22 August 2016 by Anthony Hilton
How does business get out of this mess? asks Anthony Hilton
Theresa May is surely the first Prime Minister in our history to decide that their first address to the nation should, in large part, be devoted to the failures of corporate governance and the way modern businesses are run. What she said would be damning coming from any politician, but it is astonishing coming from the mouth of a Conservative Prime Minister.
From Labour’s Jeremy Corbyn it would have been understandable. When Theresa May makes it her battleground, then something seismic has happened.
She said: ‘The people who run big business are supposed to be accountable to outsiders, to non-executive directors who are supposed to ask the difficult questions, think about the long term and defend the interests of shareholders. In practice, they are drawn from the same narrow social and professional circles as the executive team and – as we have seen time and time again – the scrutiny they provide is just not good enough.’
Theresa May was interpreting signals from the Brexit vote. Many people opted for leave because they felt the system was not working for them. Their vote was an expression of disgust at the way business and financial elites behave. They saw business leaders line up to support membership of the EU, so voting against this became the way to kick back.
It does make you wonder what the last 25 years of corporate governance have been for. Sir Adrian Cadbury’s original report was designed to rebuild the trust in business when it had been rocked by the collapse of Robert Maxwell and Polly Peck. Today, in spite of the governance efforts by a cast of thousands, big business is tainted in the public eye and among politicians. So, can governance adjust to meet this new challenge? Can it be reconfigured to give confidence to all stakeholders? If not, what is governance for and how does business get out of this mess?
A lot of the problem seems to come from the interaction between the mantra of shareholder value and a code that drives things forwards from the shareholder’s perspective. Together they leave little space for the board to fulfil its responsibilities, as laid out in company law, to consider the impacts on the other stakeholders. Boards do consider these other interests but they get treated as second order issues. They rarely trump the pursuit of shareholder value or deflect a board from its chosen course.
Would it help if these other interests were elevated? There is a danger that a company trying to serve several masters will end up satisfying none, because it will no longer have a clear objective. However, talk of sustainability and long termism is, in essence, a pursuit of the same issue. Thus, if such a shift could be achieved, and corporate culture aligned so it is properly embedded, that might make a difference. It would involve tough decisions however, not least in the area of executive pay because evidence suggests that incentive-driven rewards systems have an inherent short-term bias, which undermines long-term thinking.
Shareholders do not seem to be the right people to drive this change because they have their own conflicts of interest between short and long term, as well as being disunited and often uninterested. Although some, like Hermes, are travelling down this path, which leads to a string of policy options. One is to have a public interest or worker representative on boards; a second is to take the scoping of board effectiveness reviews out of the hands of chairmen and have the results published so they become like a statutory audit.
A suggestion made by Tom Bonham Carter, is that board strategy should be presented every year at the AGM and require a shareholder vote to approve it.
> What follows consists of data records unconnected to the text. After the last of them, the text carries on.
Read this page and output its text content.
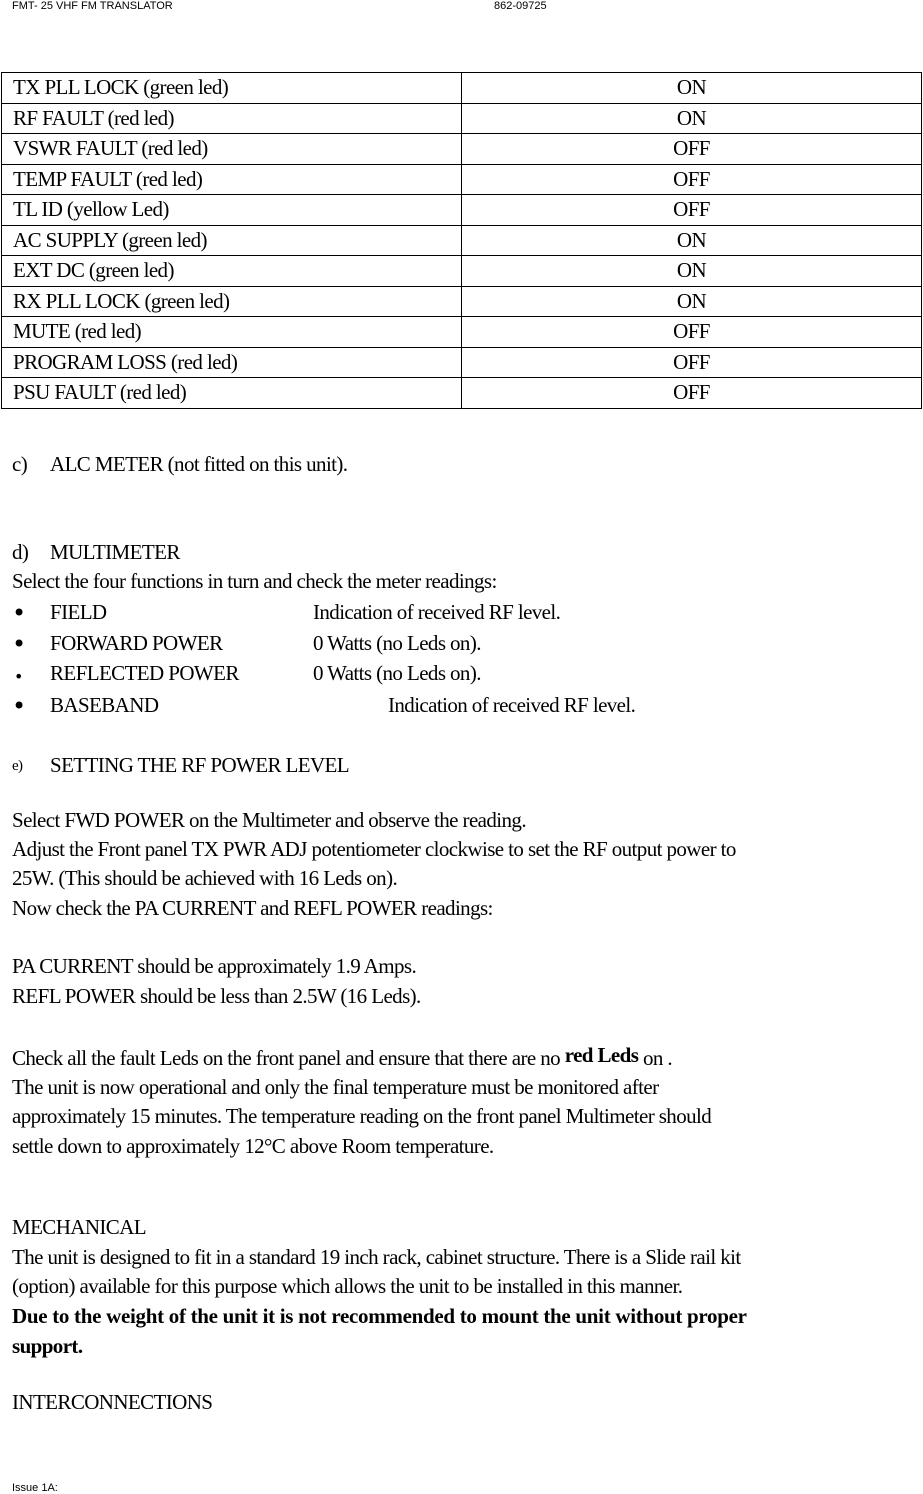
FMT- 25 VHF FM TRANSLATOR	862-09725
TX PLL LOCK (green led)	ON
RF FAULT (red led)	ON
VSWR FAULT (red led)	OFF
TEMP FAULT (red led)	OFF
TL ID (yellow Led)	OFF
AC SUPPLY (green led)	ON
EXT DC (green led)	ON
RX PLL LOCK (green led)	ON
MUTE (red led)	OFF
PROGRAM LOSS (red led)	OFF
PSU FAULT (red led)	OFF
c) ALC METER (not fitted on this unit).
d) MULTIMETER
Select the four functions in turn and check the meter readings:
• FIELD	Indication of received RF level.
• FORWARD POWER	0 Watts (no Leds on).
• REFLECTED POWER	0 Watts (no Leds on).
• BASEBAND	Indication of received RF level.
e) SETTING THE RF POWER LEVEL
Select FWD POWER on the Multimeter and observe the reading.
Adjust the Front panel TX PWR ADJ potentiometer clockwise to set the RF output power to
25W. (This should be achieved with 16 Leds on).
Now check the PA CURRENT and REFL POWER readings:
PA CURRENT should be approximately 1.9 Amps.
REFL POWER should be less than 2.5W (16 Leds).
Check all the fault Leds on the front panel and ensure that there are no red Leds on .
The unit is now operational and only the final temperature must be monitored after
approximately 15 minutes. The temperature reading on the front panel Multimeter should
settle down to approximately 12°C above Room temperature.
MECHANICAL
The unit is designed to fit in a standard 19 inch rack, cabinet structure. There is a Slide rail kit
(option) available for this purpose which allows the unit to be installed in this manner.
Due to the weight of the unit it is not recommended to mount the unit without proper
support.
INTERCONNECTIONS
Issue 1A:
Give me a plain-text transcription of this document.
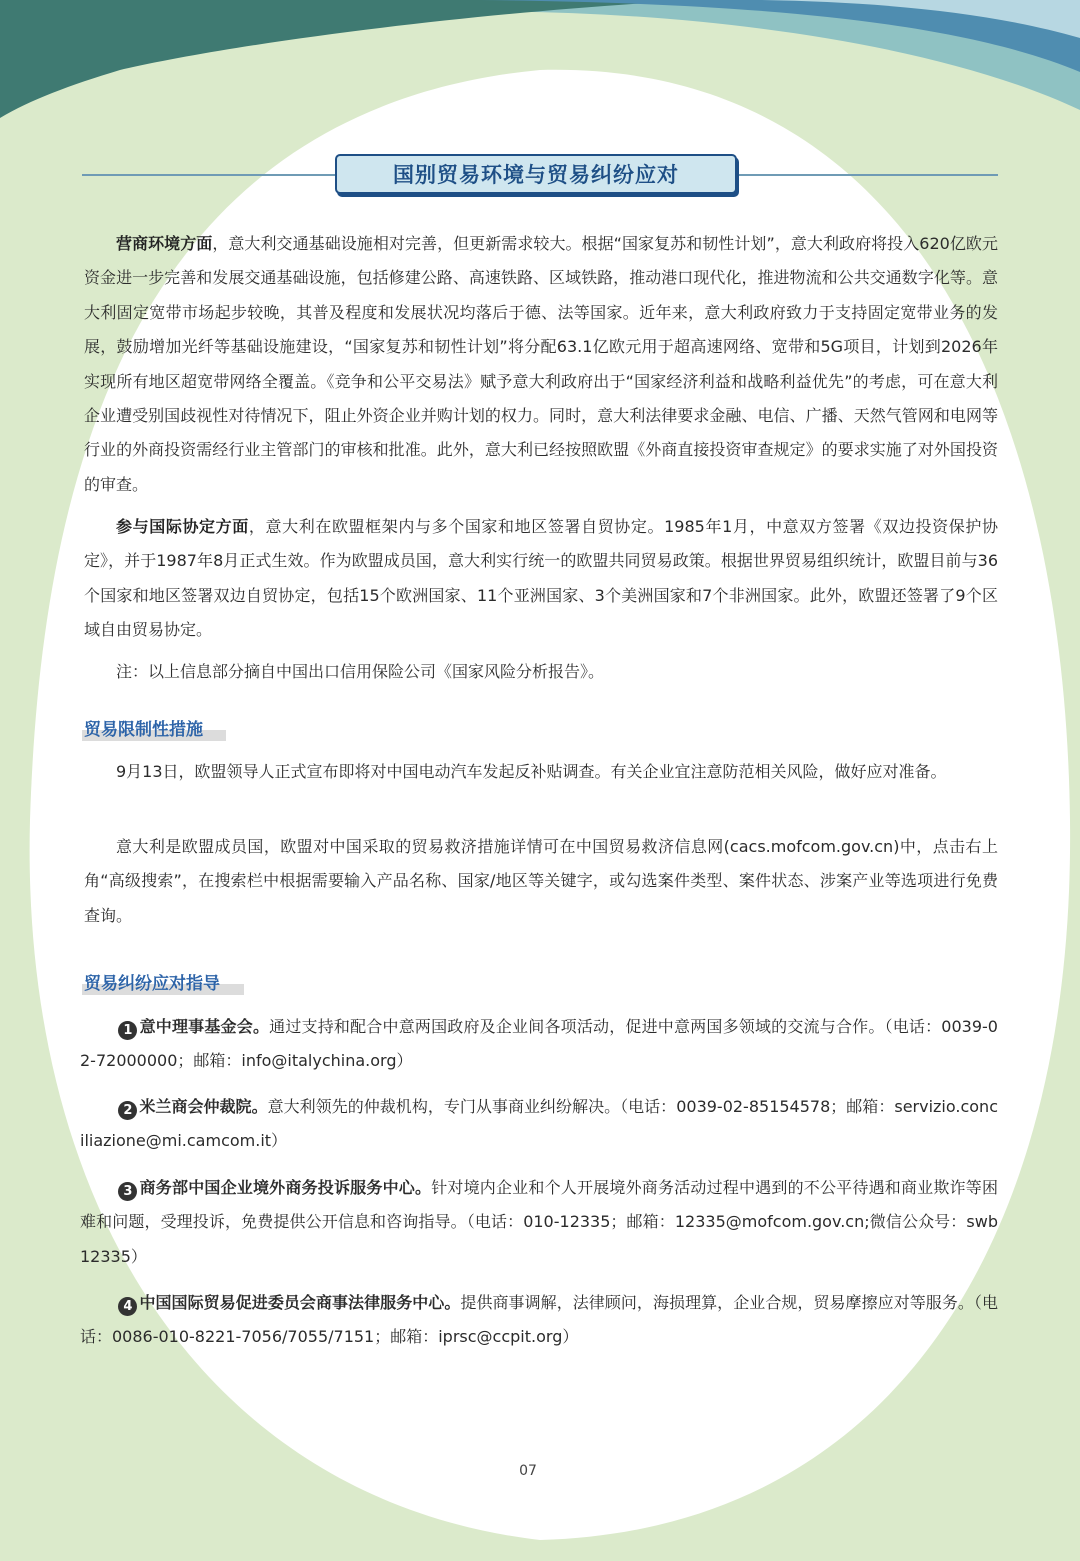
国别贸易环境与贸易纠纷应对

营商环境方面，意大利交通基础设施相对完善，但更新需求较大。根据“国家复苏和韧性计划”，意大利政府将投入620亿欧元资金进一步完善和发展交通基础设施，包括修建公路、高速铁路、区域铁路，推动港口现代化，推进物流和公共交通数字化等。意大利固定宽带市场起步较晚，其普及程度和发展状况均落后于德、法等国家。近年来，意大利政府致力于支持固定宽带业务的发展，鼓励增加光纤等基础设施建设，“国家复苏和韧性计划”将分配63.1亿欧元用于超高速网络、宽带和5G项目，计划到2026年实现所有地区超宽带网络全覆盖。《竞争和公平交易法》赋予意大利政府出于“国家经济利益和战略利益优先”的考虑，可在意大利企业遭受别国歧视性对待情况下，阻止外资企业并购计划的权力。同时，意大利法律要求金融、电信、广播、天然气管网和电网等行业的外商投资需经行业主管部门的审核和批准。此外，意大利已经按照欧盟《外商直接投资审查规定》的要求实施了对外国投资的审查。

参与国际协定方面，意大利在欧盟框架内与多个国家和地区签署自贸协定。1985年1月，中意双方签署《双边投资保护协定》，并于1987年8月正式生效。作为欧盟成员国，意大利实行统一的欧盟共同贸易政策。根据世界贸易组织统计，欧盟目前与36个国家和地区签署双边自贸协定，包括15个欧洲国家、11个亚洲国家、3个美洲国家和7个非洲国家。此外，欧盟还签署了9个区域自由贸易协定。

注：以上信息部分摘自中国出口信用保险公司《国家风险分析报告》。

贸易限制性措施

9月13日，欧盟领导人正式宣布即将对中国电动汽车发起反补贴调查。有关企业宜注意防范相关风险，做好应对准备。

意大利是欧盟成员国，欧盟对中国采取的贸易救济措施详情可在中国贸易救济信息网(cacs.mofcom.gov.cn)中，点击右上角“高级搜索”，在搜索栏中根据需要输入产品名称、国家/地区等关键字，或勾选案件类型、案件状态、涉案产业等选项进行免费查询。

贸易纠纷应对指导

1 意中理事基金会。通过支持和配合中意两国政府及企业间各项活动，促进中意两国多领域的交流与合作。（电话：0039-02-72000000；邮箱：info@italychina.org）

2 米兰商会仲裁院。意大利领先的仲裁机构，专门从事商业纠纷解决。（电话：0039-02-85154578；邮箱：servizio.conciliazione@mi.camcom.it）

3 商务部中国企业境外商务投诉服务中心。针对境内企业和个人开展境外商务活动过程中遇到的不公平待遇和商业欺诈等困难和问题，受理投诉，免费提供公开信息和咨询指导。（电话：010-12335；邮箱：12335@mofcom.gov.cn;微信公众号：swb12335）

4 中国国际贸易促进委员会商事法律服务中心。提供商事调解，法律顾问，海损理算，企业合规，贸易摩擦应对等服务。（电话：0086-010-8221-7056/7055/7151；邮箱：iprsc@ccpit.org）

07
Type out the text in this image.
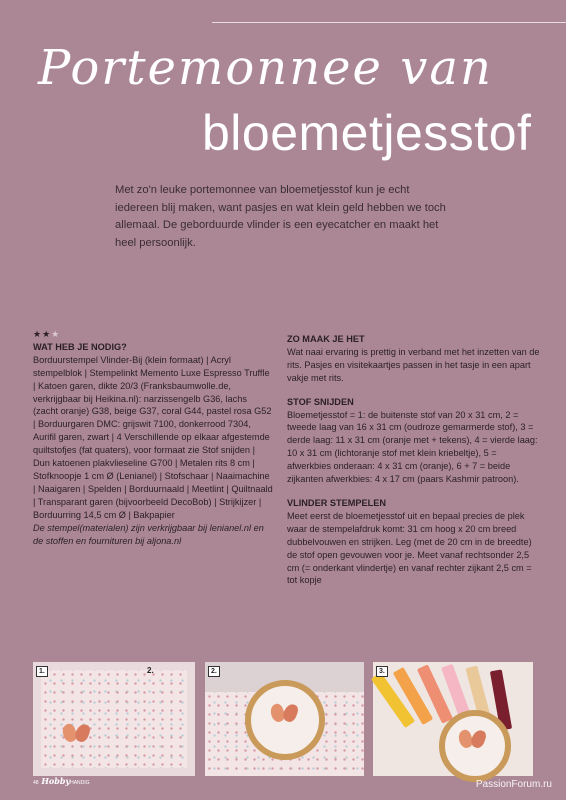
Portemonnee van
bloemetjesstof
Met zo'n leuke portemonnee van bloemetjesstof kun je echt iedereen blij maken, want pasjes en wat klein geld hebben we toch allemaal. De geborduurde vlinder is een eyecatcher en maakt het heel persoonlijk.
★★★
WAT HEB JE NODIG?

Borduurstempel Vlinder-Bij (klein formaat) | Acryl stempelblok | Stempelinkt Memento Luxe Espresso Truffle | Katoen garen, dikte 20/3 (Franksbaumwolle.de, verkrijgbaar bij Heikina.nl): narzissengelb G36, lachs (zacht oranje) G38, beige G37, coral G44, pastel rosa G52 | Borduurgaren DMC: grijswit 7100, donkerrood 7304, Aurifil garen, zwart | 4 Verschillende op elkaar afgestemde quiltstofjes (fat quaters), voor formaat zie Stof snijden | Dun katoenen plakvlieseline G700 | Metalen rits 8 cm | Stofknoopje 1 cm Ø (Lenianel) | Stofschaar | Naaimachine | Naaigaren | Spelden | Borduurnaald | Meetlint | Quiltnaald | Transparant garen (bijvoorbeeld DecoBob) | Strijkijzer | Borduurring 14,5 cm Ø | Bakpapier

De stempel(materialen) zijn verkrijgbaar bij lenianel.nl en de stoffen en fournituren bij aljona.nl

ZO MAAK JE HET

Wat naai ervaring is prettig in verband met het inzetten van de rits. Pasjes en visitekaartjes passen in het tasje in een apart vakje met rits.

STOF SNIJDEN

Bloemetjesstof = 1: de buitenste stof van 20 x 31 cm, 2 = tweede laag van 16 x 31 cm (oudroze gemarmerde stof), 3 = derde laag: 11 x 31 cm (oranje met + tekens), 4 = vierde laag: 10 x 31 cm (lichtoranje stof met klein kriebeltje), 5 = afwerkbies onderaan: 4 x 31 cm (oranje), 6 + 7 = beide zijkanten afwerkbies: 4 x 17 cm (paars Kashmir patroon).

VLINDER STEMPELEN

Meet eerst de bloemetjesstof uit en bepaal precies de plek waar de stempelafdruk komt: 31 cm hoog x 20 cm breed dubbelvouwen en strijken. Leg (met de 20 cm in de breedte) de stof open gevouwen voor je. Meet vanaf rechtsonder 2,5 cm (= onderkant vlindertje) en vanaf rechter zijkant 2,5 cm = tot kopje

1.	2.	2.	3.
48 HobbyHANDIG	PassionForum.ru
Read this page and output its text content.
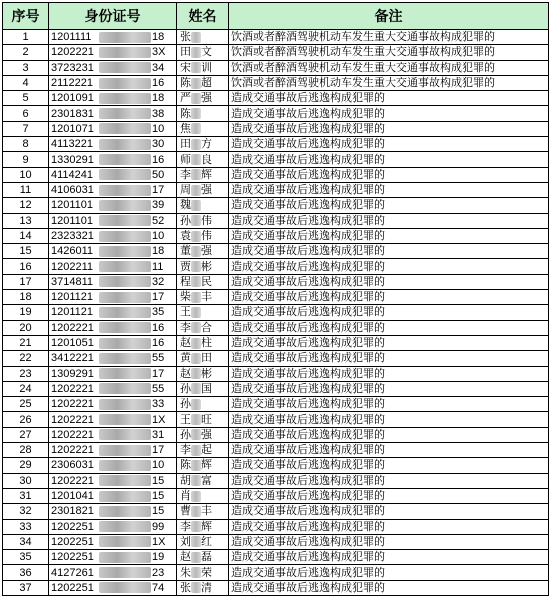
序号	身份证号	姓名	备注
1	1201111 18	张	饮酒或者醉酒驾驶机动车发生重大交通事故构成犯罪的
2	1202221 3X	田 文	饮酒或者醉酒驾驶机动车发生重大交通事故构成犯罪的
3	3723231 34	宋 训	饮酒或者醉酒驾驶机动车发生重大交通事故构成犯罪的
4	2112221 16	陈 超	饮酒或者醉酒驾驶机动车发生重大交通事故构成犯罪的
5	1201091 18	严 强	造成交通事故后逃逸构成犯罪的
6	2301831 38	陈	造成交通事故后逃逸构成犯罪的
7	1201071 10	焦	造成交通事故后逃逸构成犯罪的
8	4113221 30	田 方	造成交通事故后逃逸构成犯罪的
9	1330291 16	师 良	造成交通事故后逃逸构成犯罪的
10	4114241 50	李 辉	造成交通事故后逃逸构成犯罪的
11	4106031 17	周 强	造成交通事故后逃逸构成犯罪的
12	1201101 39	魏	造成交通事故后逃逸构成犯罪的
13	1201101 52	孙 伟	造成交通事故后逃逸构成犯罪的
14	2323321 10	袁 伟	造成交通事故后逃逸构成犯罪的
15	1426011 18	董 强	造成交通事故后逃逸构成犯罪的
16	1202211 11	贾 彬	造成交通事故后逃逸构成犯罪的
17	3714811 32	程 民	造成交通事故后逃逸构成犯罪的
18	1201121 17	柴 丰	造成交通事故后逃逸构成犯罪的
19	1201121 35	王	造成交通事故后逃逸构成犯罪的
20	1202221 16	李 合	造成交通事故后逃逸构成犯罪的
21	1201051 16	赵 柱	造成交通事故后逃逸构成犯罪的
22	3412221 55	黄 田	造成交通事故后逃逸构成犯罪的
23	1309291 17	赵 彬	造成交通事故后逃逸构成犯罪的
24	1202221 55	孙 国	造成交通事故后逃逸构成犯罪的
25	1202221 33	孙	造成交通事故后逃逸构成犯罪的
26	1202221 1X	王 旺	造成交通事故后逃逸构成犯罪的
27	1202221 31	孙 强	造成交通事故后逃逸构成犯罪的
28	1202221 17	李 起	造成交通事故后逃逸构成犯罪的
29	2306031 10	陈 辉	造成交通事故后逃逸构成犯罪的
30	1202221 15	胡 富	造成交通事故后逃逸构成犯罪的
31	1201041 15	肖	造成交通事故后逃逸构成犯罪的
32	2301821 15	曹 丰	造成交通事故后逃逸构成犯罪的
33	1202251 99	李 辉	造成交通事故后逃逸构成犯罪的
34	1202251 1X	刘 红	造成交通事故后逃逸构成犯罪的
35	1202251 19	赵 磊	造成交通事故后逃逸构成犯罪的
36	4127261 23	朱 荣	造成交通事故后逃逸构成犯罪的
37	1202251 74	张 清	造成交通事故后逃逸构成犯罪的
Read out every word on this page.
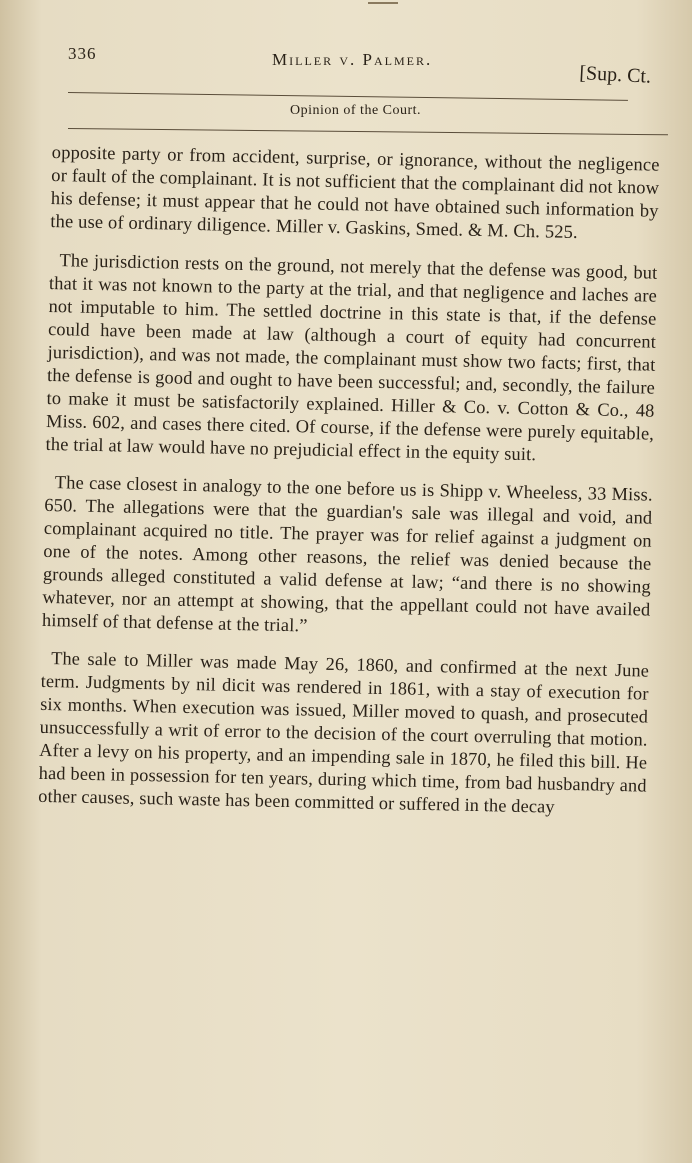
336	Miller v. Palmer.
[Sup. Ct.
Opinion of the Court.

opposite party or from accident, surprise, or ignorance, without the negligence or fault of the complainant. It is not sufficient that the complainant did not know his defense; it must appear that he could not have obtained such information by the use of ordinary diligence. Miller v. Gaskins, Smed. & M. Ch. 525.

The jurisdiction rests on the ground, not merely that the defense was good, but that it was not known to the party at the trial, and that negligence and laches are not imputable to him. The settled doctrine in this state is that, if the defense could have been made at law (although a court of equity had concurrent jurisdiction), and was not made, the complainant must show two facts; first, that the defense is good and ought to have been successful; and, secondly, the failure to make it must be satisfactorily explained. Hiller & Co. v. Cotton & Co., 48 Miss. 602, and cases there cited. Of course, if the defense were purely equitable, the trial at law would have no prejudicial effect in the equity suit.

The case closest in analogy to the one before us is Shipp v. Wheeless, 33 Miss. 650. The allegations were that the guardian's sale was illegal and void, and complainant acquired no title. The prayer was for relief against a judgment on one of the notes. Among other reasons, the relief was denied because the grounds alleged constituted a valid defense at law; “and there is no showing whatever, nor an attempt at showing, that the appellant could not have availed himself of that defense at the trial.”

The sale to Miller was made May 26, 1860, and confirmed at the next June term. Judgments by nil dicit was rendered in 1861, with a stay of execution for six months. When execution was issued, Miller moved to quash, and prosecuted unsuccessfully a writ of error to the decision of the court overruling that motion. After a levy on his property, and an impending sale in 1870, he filed this bill. He had been in possession for ten years, during which time, from bad husbandry and other causes, such waste has been committed or suffered in the decay
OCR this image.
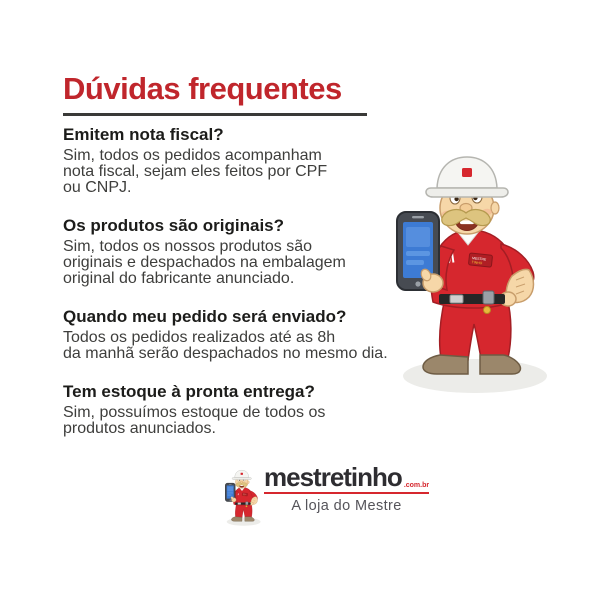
Dúvidas frequentes
Emitem nota fiscal?
Sim, todos os pedidos acompanham
nota fiscal, sejam eles feitos por CPF
ou CNPJ.
Os produtos são originais?
Sim, todos os nossos produtos são
originais e despachados na embalagem
original do fabricante anunciado.
Quando meu pedido será enviado?
Todos os pedidos realizados até as 8h
da manhã serão despachados no mesmo dia.
Tem estoque à pronta entrega?
Sim, possuímos estoque de todos os
produtos anunciados.
MESTRE
TINHO
mestretinho .com.br
A loja do Mestre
Could the government help by tinkering with the tax system to favour equity over debt finance and build in a bias in favour of long-term gains?
Perhaps most relevant however is the thinking of Guy Jubb, recently retired from Standard Life, who highlighted the need for a two-tier system. He thinks there is a need for a split between ‘significant public interest companies’ and the others, which should be classed as ‘shareholder interest companies’
This is akin to the split in finance where some organisations are designated as systemically important and regulated differently. In Jubb’s case ‘significant public interest companies’ would be expected to show a duty of care to society and the wider public interest. This, Jubb says, ‘should inject a new authoritative and legally minded dimension to decision taking – particularly long-term decision taking in Europe’s boardrooms.’ Others may question whether that would be enough – but business is going to have to come up with something.